But yesterday, the Utah Senate voted to support Governor Huntsman’s plan to divert 15% of the hotel tax to help fund a stadium for RSL (see D-News article). Having had a career in accounting, I understand that technically, that’s not money out of my pocket as a taxpayer. But that position is simply an accounting trick. In a representative democracy, government revenues from any source belong to the citizens. The citizens’ representatives determine how those revenues should be managed. This means that instead of reducing the hotel tax or using that 15% for other projects, it will be used to build a venue for a private entertainment business.
This goes against my limited government instincts. Why should state government subsidize a private entertainment venue? I heard SLC Mayor Rocky Anderson on the radio saying, “That’s how these things are always done — with a public-private partnership.” That does not make it right.
I commented on the Senate Site post about this issue and received this very thoughtful response from Alien Wannabe (at 1:06 AM no less).
I have tremendous respect for you. And, I think I understand your position. My roots are also in the conservative wing of our party, so I see you as being a kindred spirit.
In the limited time I have here, I will try to supply an answer to your question:
I am a Republican, not a Libertarian, for a good reason. Just as I do not believe in the "maximum" government of the Socialists and Democrats, I do not believe in the "minimum" government of the Anarchists and Libertarians either. Rather, I believe in the "optimum" government of the Republicans.
For me, that is what the divinely inspired Constitution is all about--finding that right balance. As you remember, the original government of the United States, the Articles of Confederation, was too weak. It didn't work. The founding fathers replaced it with one that gave more power to a central government--they recognized the need for balance, "optimum" rather than "minimum."
Too many of my fellow Conservative Republicans fail to seek this same balance. They start idealizing "minimum" government as if they were Libertarians instead of Republicans.
No one understood the need of limited government more than Thomas Jefferson, but he also understood this principle of balance. He further understood that "limited" is a different concept entirely than "minimum." And, because of that, he was able to act in his country's best interest at a crucial moment in history.
When France offered to sell the Louisiana Territory to the United States, Jefferson wisely jumped at the opportunity, even though doing so seemed to require that he use authority not explicitly granted to him in the Constitution.
Thank goodness he had the intelligence to do what he did! His actions have proven themselves over time to have been a tremendous blessing to our nation. Indeed, one wonders how dangerously handicapped and stunted our country would have been if he had not the vision and wisdom to do the right thing instead of the simple thing.
Too often we conservative political junkies fall into the trap of being intellectually lazy. We gravitate toward a simple direction, right, instead of toward actually doing the "right" thing.
I have learned in my life that doing the "right" thing requires balance--effort and judgment. Following a simple direction requires no effort and no judgment, we simply turn off our brain and say either "more government programs!" (left), or "less government programs!" (right)

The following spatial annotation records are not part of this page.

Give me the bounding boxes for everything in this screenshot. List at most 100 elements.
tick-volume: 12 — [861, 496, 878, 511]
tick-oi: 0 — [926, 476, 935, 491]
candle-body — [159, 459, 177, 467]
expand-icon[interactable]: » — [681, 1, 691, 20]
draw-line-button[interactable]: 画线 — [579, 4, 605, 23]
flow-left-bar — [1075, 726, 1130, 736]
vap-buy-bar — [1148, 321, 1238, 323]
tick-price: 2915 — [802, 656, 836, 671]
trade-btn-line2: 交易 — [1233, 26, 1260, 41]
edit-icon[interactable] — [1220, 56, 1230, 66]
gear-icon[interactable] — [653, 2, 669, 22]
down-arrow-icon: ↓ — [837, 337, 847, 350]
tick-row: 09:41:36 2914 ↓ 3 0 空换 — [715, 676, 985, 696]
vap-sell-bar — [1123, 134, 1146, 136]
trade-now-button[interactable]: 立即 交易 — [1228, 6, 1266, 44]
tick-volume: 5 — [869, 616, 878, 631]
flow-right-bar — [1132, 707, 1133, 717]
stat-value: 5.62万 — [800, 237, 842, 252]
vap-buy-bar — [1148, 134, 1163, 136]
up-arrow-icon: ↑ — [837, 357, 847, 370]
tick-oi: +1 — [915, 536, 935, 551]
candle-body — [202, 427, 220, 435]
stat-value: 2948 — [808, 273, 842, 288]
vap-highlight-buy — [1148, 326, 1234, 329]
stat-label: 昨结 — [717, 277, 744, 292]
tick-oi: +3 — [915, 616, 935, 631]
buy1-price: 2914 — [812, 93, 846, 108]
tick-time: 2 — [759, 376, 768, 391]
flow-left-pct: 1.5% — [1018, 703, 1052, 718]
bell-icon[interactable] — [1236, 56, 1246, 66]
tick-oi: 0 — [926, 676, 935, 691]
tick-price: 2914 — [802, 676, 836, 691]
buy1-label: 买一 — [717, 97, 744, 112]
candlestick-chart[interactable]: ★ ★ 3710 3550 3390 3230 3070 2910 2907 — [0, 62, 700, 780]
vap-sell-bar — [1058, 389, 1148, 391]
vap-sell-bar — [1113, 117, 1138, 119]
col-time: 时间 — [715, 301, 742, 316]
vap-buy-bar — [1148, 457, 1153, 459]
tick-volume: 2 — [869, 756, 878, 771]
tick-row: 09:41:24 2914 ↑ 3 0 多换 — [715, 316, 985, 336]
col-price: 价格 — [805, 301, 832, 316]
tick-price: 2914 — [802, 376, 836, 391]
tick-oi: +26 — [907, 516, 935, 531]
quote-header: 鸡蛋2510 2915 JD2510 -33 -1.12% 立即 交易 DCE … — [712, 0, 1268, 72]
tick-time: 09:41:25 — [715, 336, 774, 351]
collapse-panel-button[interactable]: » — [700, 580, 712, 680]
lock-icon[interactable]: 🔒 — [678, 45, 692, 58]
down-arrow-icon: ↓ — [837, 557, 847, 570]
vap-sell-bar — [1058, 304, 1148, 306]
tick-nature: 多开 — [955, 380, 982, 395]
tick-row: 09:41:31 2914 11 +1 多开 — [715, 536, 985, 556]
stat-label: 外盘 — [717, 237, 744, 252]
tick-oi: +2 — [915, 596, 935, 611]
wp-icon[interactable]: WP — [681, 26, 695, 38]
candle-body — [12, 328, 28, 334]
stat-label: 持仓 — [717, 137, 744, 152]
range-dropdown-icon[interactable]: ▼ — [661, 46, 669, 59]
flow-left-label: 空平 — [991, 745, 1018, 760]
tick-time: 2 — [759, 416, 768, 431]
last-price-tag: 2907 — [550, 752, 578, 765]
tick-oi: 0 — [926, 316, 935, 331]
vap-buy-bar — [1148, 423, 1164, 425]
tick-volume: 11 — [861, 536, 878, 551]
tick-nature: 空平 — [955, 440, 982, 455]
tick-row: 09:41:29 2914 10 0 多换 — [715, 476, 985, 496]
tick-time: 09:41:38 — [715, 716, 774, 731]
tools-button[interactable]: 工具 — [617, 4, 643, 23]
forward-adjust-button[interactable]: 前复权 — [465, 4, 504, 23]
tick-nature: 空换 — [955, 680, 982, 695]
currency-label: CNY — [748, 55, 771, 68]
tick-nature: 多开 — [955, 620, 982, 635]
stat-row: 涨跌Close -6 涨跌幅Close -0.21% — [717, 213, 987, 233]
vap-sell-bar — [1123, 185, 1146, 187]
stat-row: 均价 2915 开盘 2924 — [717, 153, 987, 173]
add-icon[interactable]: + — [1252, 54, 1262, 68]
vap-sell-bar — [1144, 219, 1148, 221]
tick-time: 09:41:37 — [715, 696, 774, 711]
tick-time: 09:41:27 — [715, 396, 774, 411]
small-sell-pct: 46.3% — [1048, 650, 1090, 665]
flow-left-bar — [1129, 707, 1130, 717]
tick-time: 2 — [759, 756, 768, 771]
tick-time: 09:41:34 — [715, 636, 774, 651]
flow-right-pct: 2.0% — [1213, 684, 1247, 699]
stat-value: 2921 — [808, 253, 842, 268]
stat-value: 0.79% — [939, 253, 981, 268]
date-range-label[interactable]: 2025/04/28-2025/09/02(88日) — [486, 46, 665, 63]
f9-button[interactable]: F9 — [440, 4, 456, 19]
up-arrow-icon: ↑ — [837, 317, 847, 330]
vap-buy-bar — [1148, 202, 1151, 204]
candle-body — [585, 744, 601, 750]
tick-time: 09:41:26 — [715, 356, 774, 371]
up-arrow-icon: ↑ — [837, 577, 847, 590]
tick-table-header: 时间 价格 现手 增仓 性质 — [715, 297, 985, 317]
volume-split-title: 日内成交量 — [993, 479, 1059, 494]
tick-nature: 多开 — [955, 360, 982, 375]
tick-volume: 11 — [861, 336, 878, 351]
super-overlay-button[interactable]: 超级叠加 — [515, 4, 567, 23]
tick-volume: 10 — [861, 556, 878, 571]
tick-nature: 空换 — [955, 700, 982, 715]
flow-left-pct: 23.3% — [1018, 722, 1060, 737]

In the past, some who have famously fallen into a similar trap have declared such things as "It is wrong to heal on the Sabbath!" These folks couldn't get past the direction of following the letter of the law, so they failed to understand the balance of the spirit of the law.
The spirit of our national and state constitutions is to provide for the common good. As a conservative Reagan Republican, I believe that often requires government to get off the backs of the people, so that their creative energies can be unleashed. But, sometimes it means that the government needs to step in, as appropriate, to build such things as the Eerie Canal--all for the common good.
For me, Real Salt Lake's stadium falls into this category. I am convinced that it will produce benefits for our state that are just as vital to the common good as schools and highways. That is why I enthusiastically support the state chipping in a small portion to help make it a reality.
I hope this, in some way, does justice to your excellent question.
Now, it’s no secret that I’m not a sports guy. But I’m not opposed to professional sports arenas. I just have concerns about using public money for that purpose. Larry Miller did not get public money to build the arena formerly known as the Delta Center. That would be an exception to Rocky’s statement above. And, although I respect Alien Wannabe’s thoughts on the matter, I simply can’t bring myself to put sports arenas in the same category canals, roads, schools, and libraries. I’m sure that plenty of sports fans would disagree with me on that, but I can’t see how athletic entertainment is as essential as education or transportation.
I’m not a pure libertarian, but that does not mean that all libertarian principles are bad. In fact, I think we need some rabid libertarians to counter the constant push to grow government. I understand the enthusiasm many are expressing for the soccer stadium. Heck, it’s probable I could attend events at that venue someday. But I’m afraid that I cannot bring myself to support public funding for it. Still, it seems that my view on this matter is like a feather in a windstorm.